Le président cubain, Miguel Diaz-Canel, a exprimé, ce lundi, des préoccupations majeures concernant les tensions croissantes avec les États-Unis. Il a averti qu’une attaque américaine sur l’île pourrait entraîner « un bain de sang ». Cette déclaration intervient alors que Washington a récemment imposé de nouvelles sanctions ciblant des responsables cubains et le renseignement de l’île.
EN BREF
- Diaz-Canel prévient d’une riposte violente en cas d’attaque américaine.
- Des sanctions américaines visent le renseignement cubain et plusieurs hauts responsables.
- La situation économique à Cuba se dégrade rapidement en raison d’un blocus pétrolier.
Lors d’une allocution à l’ONU, Miguel Diaz-Canel a affirmé que Cuba avait le droit « légitime » de se défendre face à toute agression. Il a également précisé que son pays ne représente pas une menace pour d’autres nations et a dénoncé les accusations américaines comme étant infondées. Ces déclarations interviennent dans un contexte de tensions exacerbé, alors que les États-Unis ont renforcé leurs mesures contre Cuba, notamment avec une liste de sanctions récemment mise à jour.
Selon des informations divulguées par le média américain Axios, Cuba aurait acquis plus de 300 drones militaires, ce qui a suscité des inquiétudes à Washington. Des autorités américaines avertissent d’une « menace croissante » due à ces nouvelles capacités militaires, en particulier près de la base de Guantanamo.
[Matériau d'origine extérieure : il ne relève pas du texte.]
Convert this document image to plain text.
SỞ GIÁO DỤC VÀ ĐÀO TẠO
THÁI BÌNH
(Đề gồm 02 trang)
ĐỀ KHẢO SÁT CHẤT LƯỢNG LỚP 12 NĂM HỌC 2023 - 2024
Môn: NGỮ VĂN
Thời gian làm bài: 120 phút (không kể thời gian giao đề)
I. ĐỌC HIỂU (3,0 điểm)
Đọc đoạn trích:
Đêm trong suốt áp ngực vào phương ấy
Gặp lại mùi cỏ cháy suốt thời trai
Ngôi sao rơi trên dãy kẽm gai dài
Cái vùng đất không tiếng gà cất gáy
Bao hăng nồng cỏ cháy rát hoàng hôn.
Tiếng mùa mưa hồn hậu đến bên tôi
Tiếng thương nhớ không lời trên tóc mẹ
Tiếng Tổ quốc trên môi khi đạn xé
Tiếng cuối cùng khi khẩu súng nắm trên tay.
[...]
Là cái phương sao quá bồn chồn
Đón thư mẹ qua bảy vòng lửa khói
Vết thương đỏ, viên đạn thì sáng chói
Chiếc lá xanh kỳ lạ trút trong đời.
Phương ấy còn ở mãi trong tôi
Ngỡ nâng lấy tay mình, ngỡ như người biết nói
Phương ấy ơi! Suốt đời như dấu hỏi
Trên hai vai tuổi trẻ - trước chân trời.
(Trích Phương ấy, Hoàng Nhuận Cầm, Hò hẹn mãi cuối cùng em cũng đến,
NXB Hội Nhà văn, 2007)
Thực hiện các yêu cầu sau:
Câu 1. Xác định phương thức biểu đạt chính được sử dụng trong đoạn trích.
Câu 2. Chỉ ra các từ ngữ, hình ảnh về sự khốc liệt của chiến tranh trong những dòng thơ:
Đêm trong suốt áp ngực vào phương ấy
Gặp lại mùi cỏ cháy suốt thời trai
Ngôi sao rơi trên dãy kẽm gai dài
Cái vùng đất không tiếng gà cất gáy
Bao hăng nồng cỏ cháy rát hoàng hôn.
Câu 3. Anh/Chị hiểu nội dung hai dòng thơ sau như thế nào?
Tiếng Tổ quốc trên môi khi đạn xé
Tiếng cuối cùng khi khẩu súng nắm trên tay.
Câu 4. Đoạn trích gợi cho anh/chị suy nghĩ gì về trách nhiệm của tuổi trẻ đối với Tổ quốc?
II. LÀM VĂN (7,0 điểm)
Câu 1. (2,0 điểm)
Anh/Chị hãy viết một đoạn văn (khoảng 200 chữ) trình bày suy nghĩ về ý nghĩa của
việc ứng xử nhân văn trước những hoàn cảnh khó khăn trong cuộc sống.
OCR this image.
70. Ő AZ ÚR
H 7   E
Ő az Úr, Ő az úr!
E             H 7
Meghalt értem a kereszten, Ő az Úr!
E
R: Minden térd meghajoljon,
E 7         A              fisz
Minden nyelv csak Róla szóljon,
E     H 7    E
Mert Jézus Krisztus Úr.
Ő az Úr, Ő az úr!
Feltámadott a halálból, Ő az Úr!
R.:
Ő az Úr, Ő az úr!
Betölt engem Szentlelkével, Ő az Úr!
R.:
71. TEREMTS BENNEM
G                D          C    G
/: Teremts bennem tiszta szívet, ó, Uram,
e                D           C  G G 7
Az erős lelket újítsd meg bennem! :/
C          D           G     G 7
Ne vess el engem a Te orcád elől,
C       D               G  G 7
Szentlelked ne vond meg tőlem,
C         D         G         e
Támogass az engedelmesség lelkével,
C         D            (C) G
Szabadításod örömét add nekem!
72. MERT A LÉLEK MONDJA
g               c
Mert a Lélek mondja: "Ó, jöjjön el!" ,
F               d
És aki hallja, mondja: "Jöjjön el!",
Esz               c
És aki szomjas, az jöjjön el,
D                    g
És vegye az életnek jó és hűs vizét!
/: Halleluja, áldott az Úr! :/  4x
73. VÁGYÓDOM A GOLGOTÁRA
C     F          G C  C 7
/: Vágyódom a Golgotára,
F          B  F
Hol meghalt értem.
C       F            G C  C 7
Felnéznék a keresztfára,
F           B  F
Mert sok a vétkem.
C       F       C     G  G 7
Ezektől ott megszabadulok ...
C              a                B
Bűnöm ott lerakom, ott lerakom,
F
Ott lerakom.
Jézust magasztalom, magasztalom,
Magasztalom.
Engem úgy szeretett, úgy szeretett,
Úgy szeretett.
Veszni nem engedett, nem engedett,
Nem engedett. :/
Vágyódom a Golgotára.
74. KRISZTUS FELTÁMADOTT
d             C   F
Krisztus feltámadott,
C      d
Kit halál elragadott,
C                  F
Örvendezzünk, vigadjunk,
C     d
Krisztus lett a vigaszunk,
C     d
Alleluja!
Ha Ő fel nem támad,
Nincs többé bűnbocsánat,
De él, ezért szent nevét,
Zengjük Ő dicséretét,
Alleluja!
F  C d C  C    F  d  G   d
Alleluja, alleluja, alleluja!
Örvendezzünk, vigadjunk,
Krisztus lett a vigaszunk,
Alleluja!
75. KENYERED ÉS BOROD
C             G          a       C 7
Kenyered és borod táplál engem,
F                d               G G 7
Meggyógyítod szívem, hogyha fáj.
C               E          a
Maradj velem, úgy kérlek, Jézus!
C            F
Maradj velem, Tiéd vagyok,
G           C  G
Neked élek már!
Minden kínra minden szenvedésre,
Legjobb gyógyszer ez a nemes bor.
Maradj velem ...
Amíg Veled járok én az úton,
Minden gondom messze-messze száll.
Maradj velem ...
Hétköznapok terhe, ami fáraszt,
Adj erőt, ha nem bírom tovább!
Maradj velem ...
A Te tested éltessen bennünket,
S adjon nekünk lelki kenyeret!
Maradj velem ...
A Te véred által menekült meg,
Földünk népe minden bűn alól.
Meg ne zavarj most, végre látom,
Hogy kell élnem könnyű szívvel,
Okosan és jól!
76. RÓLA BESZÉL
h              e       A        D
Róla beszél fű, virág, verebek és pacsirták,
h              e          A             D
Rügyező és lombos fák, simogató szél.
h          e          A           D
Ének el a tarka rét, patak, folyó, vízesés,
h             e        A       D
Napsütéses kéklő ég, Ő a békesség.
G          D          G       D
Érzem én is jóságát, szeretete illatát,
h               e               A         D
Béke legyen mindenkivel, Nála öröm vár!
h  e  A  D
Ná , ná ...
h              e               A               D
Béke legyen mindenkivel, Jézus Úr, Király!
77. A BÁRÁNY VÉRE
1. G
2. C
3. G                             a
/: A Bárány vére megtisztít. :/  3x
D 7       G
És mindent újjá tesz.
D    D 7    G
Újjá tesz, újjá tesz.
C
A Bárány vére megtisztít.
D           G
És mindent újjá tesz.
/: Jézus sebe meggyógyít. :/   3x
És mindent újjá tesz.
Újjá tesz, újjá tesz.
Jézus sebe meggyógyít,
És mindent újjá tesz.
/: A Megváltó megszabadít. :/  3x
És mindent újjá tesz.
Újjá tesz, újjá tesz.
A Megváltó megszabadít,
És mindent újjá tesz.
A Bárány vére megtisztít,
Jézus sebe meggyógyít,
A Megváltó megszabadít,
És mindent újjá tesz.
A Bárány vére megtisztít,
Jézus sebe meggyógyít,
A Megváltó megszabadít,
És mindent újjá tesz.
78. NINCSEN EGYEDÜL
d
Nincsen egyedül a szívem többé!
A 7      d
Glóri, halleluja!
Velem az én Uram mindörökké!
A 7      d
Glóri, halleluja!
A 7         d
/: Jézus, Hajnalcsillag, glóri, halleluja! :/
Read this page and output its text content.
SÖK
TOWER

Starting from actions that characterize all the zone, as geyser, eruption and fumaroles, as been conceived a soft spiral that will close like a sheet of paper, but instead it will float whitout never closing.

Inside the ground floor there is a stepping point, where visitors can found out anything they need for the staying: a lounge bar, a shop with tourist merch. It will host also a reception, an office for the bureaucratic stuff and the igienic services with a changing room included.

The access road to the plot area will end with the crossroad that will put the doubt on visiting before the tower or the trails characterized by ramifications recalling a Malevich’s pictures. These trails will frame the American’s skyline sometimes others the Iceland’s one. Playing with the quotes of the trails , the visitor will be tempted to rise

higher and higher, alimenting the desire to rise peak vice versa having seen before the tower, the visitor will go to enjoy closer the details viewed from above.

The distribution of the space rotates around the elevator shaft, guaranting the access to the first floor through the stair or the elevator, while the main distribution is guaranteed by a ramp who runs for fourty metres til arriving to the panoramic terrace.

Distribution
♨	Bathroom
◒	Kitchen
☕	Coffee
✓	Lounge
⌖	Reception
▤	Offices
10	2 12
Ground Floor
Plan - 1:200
Le président cubain a souligné que les États-Unis préparaient le terrain pour une intervention militaire, ce qui, selon lui, provoquerait des conséquences « incalculables ». Il a insisté sur le fait que l’hypothèse d’une attaque cubaine contre les États-Unis n’est pas fondée et a accusé Washington de vouloir justifier une action militaire par des prétextes fabriqués.
Dans le même temps, le ministère des Finances américain a annoncé l’ajout du principal service de renseignement cubain et de plusieurs responsables clés à sa liste de sanctions. Parmi ceux-ci figurent Esteban Lazo, président de l’Assemblée nationale, ainsi que trois ministres en charge de secteurs clés comme la Justice et l’Énergie. Quatre généraux cubains, dont le chef du contre-espionnage militaire, sont également concernés par ces nouvelles restrictions.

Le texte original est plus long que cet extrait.